LA OPINION DE BELISARIO VELASCO

Belisario Velasco, es ministro del Interior

Belisario Velasco, ex ministro del Interior del gobierno de Michelle Bachelet

En el diario La Tercera de hoy, Belisario Velasco, ex ministro del Interior y uno de los emblemáticos exponentes del progresismo democratacristiano, se ha referido a las distintas alternativas que se barajan para suceder a la actual mesa directiva del partido. En su examen, Velasco ha subrayado dos cuestiones cruciales de la actual coyuntura política. La primera, que, según la encuesta de enero del Centro de Estudios de la Realidad Contemporánea, sólo un 5 por ciento de los electores votaría por la Democracia Cristiana. Y la segunda, que el consenso construido en torno al senador Jorge Pizarro será de continuidad y, por lo tanto, no producirá efectos beneficiosos sobre la percepción que los ciudadanos se han formado de la DC.

Aunque los asuntos metodológicos siempre admiten controversia, es difícil que alguien se anime a impugnar la credibilidad del sondeo realizado por un centro —dirigido por otro antiguo militante falangista, como es Carlos Huneeus— que nació al amparo de la Academia de Humanismo Cristiano, fundada por el entonces cardenal Silva Henríquez. Son largas décadas de experiencia y aprendizaje, y no siempre auxiliado por el oxigeno requerido. Hay que partir asumiendo pues, que el dato es válido y confiable, y que debe invitar a meditar. Porque, si efectivamente las elecciones fueran el próximo domingo, que es la situación hipotética en que se pone al entrevistado, no más del 5 por ciento votaría por la Democracia Cristiana. Pero un 11 por ciento lo haría por el Partido Socialista, y un 10 por ciento le daría su preferencia a Renovación Nacional.

1. Mal diseño estratégico

Es indudable que el otrora principal partido del país está pagando un alto costo político. ¿Qué se ha hecho mal? ¿De quién es la responsabilidad?
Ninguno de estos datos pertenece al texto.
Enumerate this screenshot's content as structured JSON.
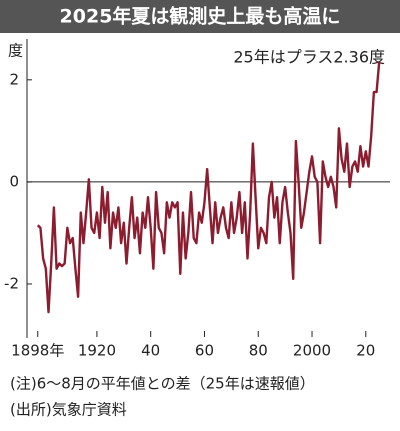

Un partido es un instrumento para la acción. Y la acción debe ordenarse según una estrategia que asegure la coherencia entre los fines buscados, la realidad en la cual se actúa, la fuerza política y social disponible, y las condiciones internas y externas que limitan o posibilitan esa acción. Si no existe esta coherencia, la estrategia no es útil. Y si no lo es, entonces sobreviene el desorden, las contradicciones, las ambigüedades, la pérdida de perfil, el divorcio con las necesidades del país, y la amenaza a la propia supervivencia de la organización. Aquí es la estrategia seguida la que está en tela de juicio. Y lo que parece haber fallado en la Democracia Cristiana es la consistencia entre lo que declara que quiere hacer, y lo que realmente puede y ha podido hacer.

Los ejemplos que ofrece Belisario Velasco son elocuentes, pero no son los únicos. La DC aparece como un plantel de figuras destacadas, cada una de las cuales tiene su peso específico y su autonomía, pero no constituyen un equipo, ni responden a los cuadros técnicos de la selección, que son las estructuras directivas a cargo de fijar la estrategia de juego.

¿Cómo se entiende que rostros públicos de la DC, en medio de la competencia de primarias, hicieran proselitismo por Michelle Bachelet y Andrés Velasco, cuando Claudio Orrego era el candidato que, además, había triunfado sobre Ximena Rincón? ¿Cómo se entiende que habiéndose convertido Michelle Bachelet en la candidata de la colectividad, militantes trabajaran por el éxito de Alfredo Sfeir? ¿Qué sentido de partido hay ahí donde un alcalde democratacristiano castiga con la cesantía a sus camaradas porque no se alinean con sus aspiraciones de poder? ¿Qué valor tiene la militancia cuando democratacristianos fundan, dirigen y mantienen a otra colectividad política, como es Fuerza Pública, y además promueven a su candidato? ¿Qué valor tienen los acuerdos cuando se transgrede uno de ellos que explícitamente censura las donaciones hechas por empresas o grupos de interés a campañas electorales?

2. El exilio de la militancia

Los democratacristianos han perdido control sobre sus pasos. Hace mucho tiempo ya que la acción del partido de la flecha roja dejó de zanjarse en sus órganos de decisión. Hoy por hoy, las definiciones se toman en el Parlamento, y conforme a las correlaciones incidentales de fuerza que hacen valer sus figuras. Es ahí donde está radicado el debate, porque no en el Gobierno. Y aunque ha habido intentos para hacer primar la voz del Consejo y de la Junta Nacional, estos han resultado vanos. Cuando algunos militantes reclamaron que, en subsidio, al menos los legisladores observaran las resoluciones del órgano supremo de la colectividad, como es su Congreso Ideológico, la respuesta que recibieron de la directiva fue que dichos acuerdos no eran vinculantes y que, por lo tanto, en nada obligaban a los parlamentarios. Así, se ha llegado a la paradoja de que la principal herramienta de control del desempeño político de los dirigentes y representantes, no sean los militantes, sino el electorado, que no necesita de mediaciones partidarias para otorgar su voto, del mismo modo que los candidatos no necesitan de la organización para conseguirlo. Y es así como el guarismo del 15 por ciento del apoyo electoral que viene recibiendo la tienda, ha terminado convertido en el tótem que acredita la excelencia de su conducción política.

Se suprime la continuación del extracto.